Séville entre deux eaux : une promenade historique le long du Guadalquivir
Paris a sa Seine, Londres sa Tamise et Séville son Guadalquivir. Nombre de grandes villes européennes sont traversées par des fleuves qui marquent de manière décisive le rythme de ces enclaves. Séville ne fait pas exception. L’origine même de la ville est liée à la position géographique de ce fleuve et, sans lui, Séville ne serait pas Séville. Si nous regardons toutes les anciennes cartes de la ville de Séville (connues sous le nom de Laudatos Orbis, car elles exaltaient la bonté des villes), nous pouvons voir comment le fleuve était fixé au centre de la ville, devenant un élément crucial de la configuration urbaine et de l’essence de Séville.
La romance entre Séville et le Guadalquivir
Bien que la vision actuelle du Guadalquivir ait beaucoup changé et qu’il soit aujourd’hui perçu comme des eaux calmes où l’on peut faire du canoë ou une promenade en bateau, son cours a eu une grande importance économique et défensive au cours des siècles. Avant de se promener sur ses rives, il est donc intéressant de connaître un peu son histoire.
L’amour de Séville pour le Guadalquivir remonte à l’époque romaine. À cette époque, le Guadalquivir était connu sous le nom de Betis et a donné son nom à toute une province romaine, Bétula. À cette époque, le Guadalquivir était un important moyen de communication et de commerce dans la péninsule ibérique, car c’était le seul fleuve navigable de tout le territoire.
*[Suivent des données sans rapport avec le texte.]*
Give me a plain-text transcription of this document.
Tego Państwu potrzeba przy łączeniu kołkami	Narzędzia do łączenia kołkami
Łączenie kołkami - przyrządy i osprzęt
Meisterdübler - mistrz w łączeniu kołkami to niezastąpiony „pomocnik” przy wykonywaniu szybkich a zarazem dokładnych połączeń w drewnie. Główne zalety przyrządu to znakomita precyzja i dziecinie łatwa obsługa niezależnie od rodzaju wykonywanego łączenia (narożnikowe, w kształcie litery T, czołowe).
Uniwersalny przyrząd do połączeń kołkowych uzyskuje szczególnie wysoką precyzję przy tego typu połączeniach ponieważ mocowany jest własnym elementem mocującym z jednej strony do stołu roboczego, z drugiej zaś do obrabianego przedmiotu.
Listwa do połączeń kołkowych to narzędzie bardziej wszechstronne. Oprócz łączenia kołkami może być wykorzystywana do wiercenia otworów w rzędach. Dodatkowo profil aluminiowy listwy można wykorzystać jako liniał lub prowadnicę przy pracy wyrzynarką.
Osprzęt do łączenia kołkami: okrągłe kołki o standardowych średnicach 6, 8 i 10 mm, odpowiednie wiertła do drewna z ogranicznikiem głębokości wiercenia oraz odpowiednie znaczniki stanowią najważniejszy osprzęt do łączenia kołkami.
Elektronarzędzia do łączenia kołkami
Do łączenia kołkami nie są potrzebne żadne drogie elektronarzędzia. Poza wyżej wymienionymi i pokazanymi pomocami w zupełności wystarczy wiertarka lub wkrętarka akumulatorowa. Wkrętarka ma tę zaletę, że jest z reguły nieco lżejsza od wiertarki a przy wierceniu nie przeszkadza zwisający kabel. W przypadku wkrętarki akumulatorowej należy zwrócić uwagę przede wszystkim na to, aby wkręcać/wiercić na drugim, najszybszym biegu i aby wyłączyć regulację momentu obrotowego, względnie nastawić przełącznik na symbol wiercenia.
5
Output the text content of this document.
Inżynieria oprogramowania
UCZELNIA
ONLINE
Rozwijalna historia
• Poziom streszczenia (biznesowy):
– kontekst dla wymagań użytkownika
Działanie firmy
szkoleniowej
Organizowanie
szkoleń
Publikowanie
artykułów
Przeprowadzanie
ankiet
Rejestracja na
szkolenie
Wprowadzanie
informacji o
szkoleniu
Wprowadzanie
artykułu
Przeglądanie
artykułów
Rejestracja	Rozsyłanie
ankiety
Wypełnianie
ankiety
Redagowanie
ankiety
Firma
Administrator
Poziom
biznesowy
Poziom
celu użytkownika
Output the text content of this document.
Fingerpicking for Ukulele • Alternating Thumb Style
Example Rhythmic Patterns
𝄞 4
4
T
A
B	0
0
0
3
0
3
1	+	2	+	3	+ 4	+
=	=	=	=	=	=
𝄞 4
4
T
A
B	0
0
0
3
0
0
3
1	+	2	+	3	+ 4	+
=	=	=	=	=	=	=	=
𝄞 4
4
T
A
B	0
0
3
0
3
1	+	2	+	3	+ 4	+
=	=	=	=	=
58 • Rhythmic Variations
Séville, alors connue sous le nom d’Hispalis, est devenue un centre urbain prospère grâce à sa situation stratégique sur le fleuve. Les Romains ont construit de nombreuses infrastructures le long du Guadalquivir, notamment des ports, des ponts et des aqueducs, qui facilitaient le transport des marchandises et les liaisons avec les autres régions de l’Empire romain.
Lorsque la péninsule a été envahie par les musulmans, le Guadalquivir est resté un important moyen de communication et de commerce en Al-Andalus. C’est à cette époque qu’il acquiert son nom actuel (en arabe, Guadalquivir se traduit par « grand fleuve »).
De la reconquête à nos jours
Après la reconquête chrétienne, le Guadalquivir a joué un rôle crucial dans l’économie et la vie des habitants de Séville. C’est à cette époque que le fleuve et Séville atteignent leur apogée. Grâce à la navigabilité du fleuve, il fut décidé que tous les navires arrivant des Indes devaient passer par Séville (et plus précisément à la hauteur de la Torre del Oro), si bien que Séville devint en quelque sorte la « capitale du monde » avec toutes les richesses et les marchandises qui arrivaient du « Nouveau Monde ».
Cette période a également été marquée par l’un des événements les plus importants de la ville : le début du premier tour du monde. En 1519, Ferdinand Magellan part de Séville pour rejoindre Sanlúcar de Barrameda avec ses navires, entamant ainsi l’épopée du tour du monde en haute mer. En traversant le pont de San Telmo, on peut voir une sphère armillaire commémorant le point de départ de ce voyage historique.
A l’époque actuelle, le lit de la rivière a connu une véritable révolution. En effet, la rivière possède aujourd’hui deux cours (dont l’un, étonnamment, va dans le sens inverse du cours naturel) et son tracé s’est considérablement modifié. L’une des transformations les plus importantes a eu lieu avec la Corta de la Cartuja. Jusqu’alors, l’île de la Cartuja apparaissait et disparaissait en fonction des crues du fleuve. Avec la réorientation du lit de la rivière, près de 500 hectares de terres auparavant inondables ont été réutilisés, ce qui a stimulé le développement urbain de Séville, y compris l’île de la Cartuja, le site de l’Expo 92.
Le fleuve, artère du développement urbain
En résumé, le Guadalquivir a été bien plus qu’un simple cours d’eau au cours de l’histoire. Il a été une artère vitale qui a alimenté le développement urbain, l’activité économique et les échanges culturels de la ville, laissant une empreinte profonde sur les civilisations qui ont habité ses rives jusqu’à aujourd’hui. Le Guadalquivir offre aujourd’hui des paysages spectaculaires dans lesquels on peut s’arrêter et reprendre son souffle dans l’emploi du temps chargé de la journée. Il n’est pas difficile de trouver un coin tranquille dans la fraîcheur d’un bouleau. Le Paseo de la Virgen de la O, les jardins de la Chapina ou simplement un banc dans la Calle Betis sont de bons endroits pour profiter du Guadalquivir. Maintenant que vous connaissez son histoire, vous verrez les eaux d’un œil différent.